Q170588

The resistivity and temperature coefficient of resistance of Evanohm are 800 CM-Ω/ft and

20 x 10-6 /C, respectively, at 20C. A #40 round wire has a diameter of 0.00314 in. Find the resistance of a 14.79 in long sample of a #40 round Evanohm wire at

(a) 20 ⁰C, and

(b) 52 ⁰C.

Solution:

We are given resistivity, ρ = 800 CM-Ω/ft.

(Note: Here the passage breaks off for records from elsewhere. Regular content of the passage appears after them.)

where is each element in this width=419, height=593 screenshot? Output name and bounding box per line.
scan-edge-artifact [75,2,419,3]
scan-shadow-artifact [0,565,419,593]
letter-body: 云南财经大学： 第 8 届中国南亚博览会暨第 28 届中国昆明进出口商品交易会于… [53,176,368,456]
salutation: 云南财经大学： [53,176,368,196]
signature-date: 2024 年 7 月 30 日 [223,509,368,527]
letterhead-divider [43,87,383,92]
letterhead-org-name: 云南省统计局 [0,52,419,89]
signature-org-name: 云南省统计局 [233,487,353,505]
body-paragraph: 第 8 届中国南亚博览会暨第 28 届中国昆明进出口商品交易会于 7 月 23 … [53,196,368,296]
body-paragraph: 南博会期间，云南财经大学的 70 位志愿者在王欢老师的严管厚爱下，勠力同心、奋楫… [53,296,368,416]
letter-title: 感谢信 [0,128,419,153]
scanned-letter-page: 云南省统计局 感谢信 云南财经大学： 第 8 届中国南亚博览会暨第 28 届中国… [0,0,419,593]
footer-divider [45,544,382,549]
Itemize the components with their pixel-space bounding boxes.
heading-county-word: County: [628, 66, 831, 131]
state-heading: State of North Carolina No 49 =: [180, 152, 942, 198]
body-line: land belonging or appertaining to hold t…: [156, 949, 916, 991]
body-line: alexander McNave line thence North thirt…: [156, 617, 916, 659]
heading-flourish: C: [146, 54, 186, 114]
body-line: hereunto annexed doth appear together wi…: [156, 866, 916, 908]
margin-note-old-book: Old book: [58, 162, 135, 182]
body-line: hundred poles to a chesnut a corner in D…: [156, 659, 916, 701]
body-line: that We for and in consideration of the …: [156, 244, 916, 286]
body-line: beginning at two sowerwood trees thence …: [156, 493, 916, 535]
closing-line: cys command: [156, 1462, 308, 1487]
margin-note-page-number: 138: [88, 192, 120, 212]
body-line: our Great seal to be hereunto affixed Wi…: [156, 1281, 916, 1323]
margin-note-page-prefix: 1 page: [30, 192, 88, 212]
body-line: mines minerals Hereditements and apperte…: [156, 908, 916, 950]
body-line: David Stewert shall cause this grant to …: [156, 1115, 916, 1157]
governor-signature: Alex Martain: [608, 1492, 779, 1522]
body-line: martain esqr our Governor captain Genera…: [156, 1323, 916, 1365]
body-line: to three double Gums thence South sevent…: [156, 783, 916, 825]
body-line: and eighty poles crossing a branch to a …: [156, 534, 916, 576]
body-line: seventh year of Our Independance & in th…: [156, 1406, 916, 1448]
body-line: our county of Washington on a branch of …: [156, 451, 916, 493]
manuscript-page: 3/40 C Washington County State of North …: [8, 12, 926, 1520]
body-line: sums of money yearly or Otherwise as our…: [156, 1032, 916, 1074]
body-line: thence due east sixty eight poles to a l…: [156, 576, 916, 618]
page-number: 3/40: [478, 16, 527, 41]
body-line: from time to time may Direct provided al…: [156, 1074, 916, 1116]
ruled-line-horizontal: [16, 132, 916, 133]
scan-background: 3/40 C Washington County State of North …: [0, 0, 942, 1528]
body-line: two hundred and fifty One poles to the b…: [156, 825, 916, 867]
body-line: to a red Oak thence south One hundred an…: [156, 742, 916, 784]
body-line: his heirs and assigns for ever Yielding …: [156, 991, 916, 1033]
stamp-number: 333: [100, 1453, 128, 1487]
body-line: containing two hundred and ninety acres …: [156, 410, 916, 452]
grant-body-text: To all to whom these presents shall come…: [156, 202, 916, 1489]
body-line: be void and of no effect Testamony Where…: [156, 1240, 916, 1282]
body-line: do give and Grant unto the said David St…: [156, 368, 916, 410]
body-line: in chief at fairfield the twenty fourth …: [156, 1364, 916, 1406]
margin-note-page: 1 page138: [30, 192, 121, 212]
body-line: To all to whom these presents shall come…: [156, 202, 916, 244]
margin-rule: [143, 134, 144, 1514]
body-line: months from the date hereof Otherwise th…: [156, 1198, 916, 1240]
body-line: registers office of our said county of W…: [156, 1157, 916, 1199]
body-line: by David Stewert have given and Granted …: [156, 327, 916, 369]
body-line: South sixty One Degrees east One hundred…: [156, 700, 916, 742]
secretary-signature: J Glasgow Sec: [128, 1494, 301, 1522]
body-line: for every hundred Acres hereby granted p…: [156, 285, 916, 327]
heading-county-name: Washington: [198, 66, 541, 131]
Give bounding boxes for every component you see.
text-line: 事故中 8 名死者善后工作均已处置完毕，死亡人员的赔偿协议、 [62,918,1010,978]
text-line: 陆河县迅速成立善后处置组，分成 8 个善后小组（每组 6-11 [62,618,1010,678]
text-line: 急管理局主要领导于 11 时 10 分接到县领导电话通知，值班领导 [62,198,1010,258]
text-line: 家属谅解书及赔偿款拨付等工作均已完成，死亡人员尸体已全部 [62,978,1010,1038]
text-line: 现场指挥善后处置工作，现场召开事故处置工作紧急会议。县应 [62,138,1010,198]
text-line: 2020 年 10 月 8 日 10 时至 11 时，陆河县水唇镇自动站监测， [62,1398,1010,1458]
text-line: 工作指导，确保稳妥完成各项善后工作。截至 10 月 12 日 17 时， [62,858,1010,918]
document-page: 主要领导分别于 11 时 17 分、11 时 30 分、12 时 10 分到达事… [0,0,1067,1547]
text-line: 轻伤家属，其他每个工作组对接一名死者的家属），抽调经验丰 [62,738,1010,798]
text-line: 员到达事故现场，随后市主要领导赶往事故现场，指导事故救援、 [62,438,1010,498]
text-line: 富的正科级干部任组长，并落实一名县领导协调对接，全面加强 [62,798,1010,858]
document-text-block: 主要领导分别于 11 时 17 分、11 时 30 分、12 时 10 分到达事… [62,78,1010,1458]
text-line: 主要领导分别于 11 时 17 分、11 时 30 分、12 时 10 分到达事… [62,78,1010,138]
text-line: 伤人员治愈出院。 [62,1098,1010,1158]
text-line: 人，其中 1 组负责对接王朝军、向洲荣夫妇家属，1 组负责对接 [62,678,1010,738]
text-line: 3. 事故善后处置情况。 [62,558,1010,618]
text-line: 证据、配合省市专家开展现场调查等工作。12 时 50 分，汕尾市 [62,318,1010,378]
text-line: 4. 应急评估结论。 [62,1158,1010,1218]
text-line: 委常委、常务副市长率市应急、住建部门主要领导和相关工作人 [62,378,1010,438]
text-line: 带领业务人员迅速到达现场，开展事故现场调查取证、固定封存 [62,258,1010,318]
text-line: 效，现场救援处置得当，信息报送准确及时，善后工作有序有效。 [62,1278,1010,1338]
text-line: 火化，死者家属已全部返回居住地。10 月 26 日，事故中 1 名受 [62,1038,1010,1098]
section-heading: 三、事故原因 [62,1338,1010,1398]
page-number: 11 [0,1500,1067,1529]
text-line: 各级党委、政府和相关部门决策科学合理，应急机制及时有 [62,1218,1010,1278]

Convert this to Ω.m by using the conversion factor, 1 Ω.m = 60153.49.3 circular mil Ω/ft.

resisitivity in Ω.m = $800\space CM-Ω/ft * \frac{1\space Ω.m }{601530493.4\space CM-Ω/ft } = 1.33 * 10^{-6} Ω.m$

Temperature coefficient of resistance, α  = 20 * 10^-6 / ⁰C.

Answer a:

To find the resistance of the 14.79-inch long sample of a # 40 Evanohm wire at 20 ⁰C.

Resistance R is related to the length and cross-sectional area of the wire by the relation:

$R = ρ \frac{L}{A}$

Length of the wire, L $= 14.79 \space inch * \frac{1 \space m}{39.37 \space inch } = 0.376 m$

diameter of wire = 0.00314 inch

radius of wire, r = 0.00314 inch/2 = 0.00157 inch.

radius of wire in meter, r $= 0.00157inch * \frac{1m}{39.37inch} = 3.988 * 10^{-5} meters.$

cross sectional Area, A $= Π r^2 = 3.1447 * ( 3.988 * 10^{-5})^2 = 5.00 * 10^{-9} m^2.$

plug A= 5.00 * 10 ^-9 m²,

resisitivity, ρ 1.33 * 10^{-6} Ω.m

and lenght, L = 0.376 meter in the formula, we have

$R = ρ \frac{L}{A} = 1.33 * 10^{-6} Ω.m * \frac{0.376m}{5.00*10^{-9} m^2 }$

Resistance, R at 20 ⁰C = 100.00 Ω.

Answer b :

To find the resistance of the 14.79-inch long sample of a # 40 Evanohm wire at 520 ⁰C.

We will use the formula

R = R _ref [ 1 + α (T-T_ref )]

resistance at 20 ⁰C will be R _ref.

T _ref = 20 ⁰C.

T = 520 ⁰C.

Temperature coefficient of resistance, α  = 20 * 10^-6 / ⁰C.

R = 100.00 Ω  [ 1 + 20 * 10^-6 / ⁰C.  (520 ⁰C - 20 ⁰C )]

= 100.00 Ω  [ 1 + 20 * 10^-6 / ⁰C. *  500 ⁰C ]

= 100.00 Ω  [ 1 + 0.01]

R = 101 Ω.Resistance, R at 520 ⁰C = 101 Ω.

Answer a : Resistance, R at 20 ⁰C = 100.00 Ω. Answer b : Resistance, R at 520 ⁰C = 101.00 Ω.